Fig. 6 |. MPOA^BRS3 neurons regulate parenting and feeding behaviors.

a-d, MPOA^BRS3-hM4Di virgin females (n = 8) run in the conflict assay showing number of pups retrieved (a), nest score (b), preference index (c), and food intake (d). e, food intake of fed MPOA^BRS3-hM4Di virgin females (n = 7). f, number of MPOA^BRS3-hM3Dq virgin males (n = 10) that retrieved or attacked pups, or neither. g, food intake of fasted MPOA^BRS3-hM3Dq virgin males (n = 6). h-m, fiber photometry recordings of MPOA^BRS3-GCaMP6s neurons in fed virgin females (n = 6) presented with either a pup or an object (h), representative female interacting with pup (i), signal aligned to 1st pup contact (j), mean signal pre- and post-pup contact (k), signal aligned to food access (l), and mean response to food in the fed and fasted states (m). n, circuit mapping strategy created with BioRender. o, averaged inhibitory post-synaptic current trace (32 trials) of a representative MPOA^BRS3 neuron following light stimulation (red, no picrotoxin) and following light stimulation with picrotoxin (black).

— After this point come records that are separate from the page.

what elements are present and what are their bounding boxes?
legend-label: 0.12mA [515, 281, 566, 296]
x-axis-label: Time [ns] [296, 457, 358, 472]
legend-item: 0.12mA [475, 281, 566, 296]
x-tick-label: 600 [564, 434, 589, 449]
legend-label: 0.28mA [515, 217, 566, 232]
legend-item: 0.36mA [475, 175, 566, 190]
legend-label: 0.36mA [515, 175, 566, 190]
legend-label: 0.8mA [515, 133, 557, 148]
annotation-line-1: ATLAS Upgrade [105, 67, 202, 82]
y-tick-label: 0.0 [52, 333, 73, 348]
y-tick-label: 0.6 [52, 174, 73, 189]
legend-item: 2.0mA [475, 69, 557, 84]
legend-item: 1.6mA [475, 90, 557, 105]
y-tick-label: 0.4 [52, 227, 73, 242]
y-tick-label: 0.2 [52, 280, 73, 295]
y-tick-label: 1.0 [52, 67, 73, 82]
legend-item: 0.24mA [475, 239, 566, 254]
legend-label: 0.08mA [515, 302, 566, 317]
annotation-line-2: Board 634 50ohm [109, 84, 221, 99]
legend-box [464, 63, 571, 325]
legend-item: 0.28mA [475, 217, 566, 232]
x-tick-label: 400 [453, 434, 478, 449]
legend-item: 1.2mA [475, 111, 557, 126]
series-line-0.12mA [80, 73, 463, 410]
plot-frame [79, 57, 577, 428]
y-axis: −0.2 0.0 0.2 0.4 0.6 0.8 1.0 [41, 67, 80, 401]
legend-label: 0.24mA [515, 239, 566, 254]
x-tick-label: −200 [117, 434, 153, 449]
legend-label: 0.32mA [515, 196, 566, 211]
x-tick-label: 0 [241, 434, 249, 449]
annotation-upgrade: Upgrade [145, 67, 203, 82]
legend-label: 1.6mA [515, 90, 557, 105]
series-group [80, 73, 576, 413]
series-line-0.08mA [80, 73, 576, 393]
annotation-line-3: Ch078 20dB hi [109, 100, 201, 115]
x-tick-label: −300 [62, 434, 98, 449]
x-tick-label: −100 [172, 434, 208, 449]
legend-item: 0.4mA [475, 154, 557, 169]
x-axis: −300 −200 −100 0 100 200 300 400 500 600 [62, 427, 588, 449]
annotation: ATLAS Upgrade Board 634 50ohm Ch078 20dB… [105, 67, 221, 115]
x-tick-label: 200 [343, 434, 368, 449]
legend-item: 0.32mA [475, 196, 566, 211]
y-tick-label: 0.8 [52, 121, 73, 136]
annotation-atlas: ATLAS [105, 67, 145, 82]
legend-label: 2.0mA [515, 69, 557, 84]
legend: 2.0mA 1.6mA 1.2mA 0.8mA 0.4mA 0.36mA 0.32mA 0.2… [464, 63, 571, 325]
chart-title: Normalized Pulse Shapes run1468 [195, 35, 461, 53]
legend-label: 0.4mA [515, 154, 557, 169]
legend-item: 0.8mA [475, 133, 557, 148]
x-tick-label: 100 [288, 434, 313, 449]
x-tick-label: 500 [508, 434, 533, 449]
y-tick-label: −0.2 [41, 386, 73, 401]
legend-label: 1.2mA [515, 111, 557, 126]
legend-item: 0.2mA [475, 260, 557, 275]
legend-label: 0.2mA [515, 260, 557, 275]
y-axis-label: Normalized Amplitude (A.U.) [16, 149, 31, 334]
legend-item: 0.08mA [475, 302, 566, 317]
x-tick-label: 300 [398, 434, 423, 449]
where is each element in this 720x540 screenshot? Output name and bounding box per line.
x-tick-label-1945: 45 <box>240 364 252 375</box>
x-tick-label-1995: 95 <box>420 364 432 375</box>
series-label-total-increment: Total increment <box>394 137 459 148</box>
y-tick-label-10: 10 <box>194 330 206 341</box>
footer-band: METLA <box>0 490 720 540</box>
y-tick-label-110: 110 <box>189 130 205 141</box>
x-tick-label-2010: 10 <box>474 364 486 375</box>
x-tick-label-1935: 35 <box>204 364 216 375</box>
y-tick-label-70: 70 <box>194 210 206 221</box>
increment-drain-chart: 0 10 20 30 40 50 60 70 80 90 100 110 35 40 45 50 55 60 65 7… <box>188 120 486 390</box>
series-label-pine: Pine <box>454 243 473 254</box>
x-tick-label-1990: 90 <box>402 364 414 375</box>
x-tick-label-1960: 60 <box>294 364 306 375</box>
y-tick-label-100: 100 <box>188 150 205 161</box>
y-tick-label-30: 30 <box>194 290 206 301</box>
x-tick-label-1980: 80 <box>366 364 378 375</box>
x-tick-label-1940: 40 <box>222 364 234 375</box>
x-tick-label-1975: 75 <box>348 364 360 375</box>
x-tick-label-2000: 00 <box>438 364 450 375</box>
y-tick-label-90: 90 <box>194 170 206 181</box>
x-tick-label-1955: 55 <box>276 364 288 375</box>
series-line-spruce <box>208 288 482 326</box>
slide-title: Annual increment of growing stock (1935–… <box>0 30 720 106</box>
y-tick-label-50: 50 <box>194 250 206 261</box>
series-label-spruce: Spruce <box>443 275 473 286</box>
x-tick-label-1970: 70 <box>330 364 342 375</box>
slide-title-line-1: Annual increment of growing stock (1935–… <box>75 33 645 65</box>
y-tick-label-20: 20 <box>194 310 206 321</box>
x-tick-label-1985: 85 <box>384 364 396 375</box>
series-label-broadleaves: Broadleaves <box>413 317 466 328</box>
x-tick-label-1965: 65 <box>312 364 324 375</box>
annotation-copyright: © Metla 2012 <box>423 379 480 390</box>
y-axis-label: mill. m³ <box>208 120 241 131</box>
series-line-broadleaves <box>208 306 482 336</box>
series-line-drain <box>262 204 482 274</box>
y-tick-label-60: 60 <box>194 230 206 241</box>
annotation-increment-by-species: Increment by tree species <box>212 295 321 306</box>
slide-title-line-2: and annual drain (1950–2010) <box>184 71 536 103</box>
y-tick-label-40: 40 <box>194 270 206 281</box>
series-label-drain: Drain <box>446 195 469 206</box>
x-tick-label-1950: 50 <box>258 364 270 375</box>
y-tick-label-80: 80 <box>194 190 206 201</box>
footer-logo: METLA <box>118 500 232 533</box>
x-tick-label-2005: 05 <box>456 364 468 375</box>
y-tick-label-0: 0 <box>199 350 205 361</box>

Bar and line graphs show mean ± s.e.m. Box plots show median, upper/lower quartiles, and upper/lower extremes. Data were analyzed using two-way RM-ANOVA (a-e, g) with Fisher’s LSD test (a-d), Chi-square test (f), or Wilcoxon matched-pairs signed rank test (k, m). Significance symbols in e and g show the treatment effect of CNO by two-way RM-ANOVA. *P < 0.05, **P < 0.01, ***P < 0.001, ****P < 0.0001. ns, non-significant. See Supplementary Table 1 for detailed statistical information.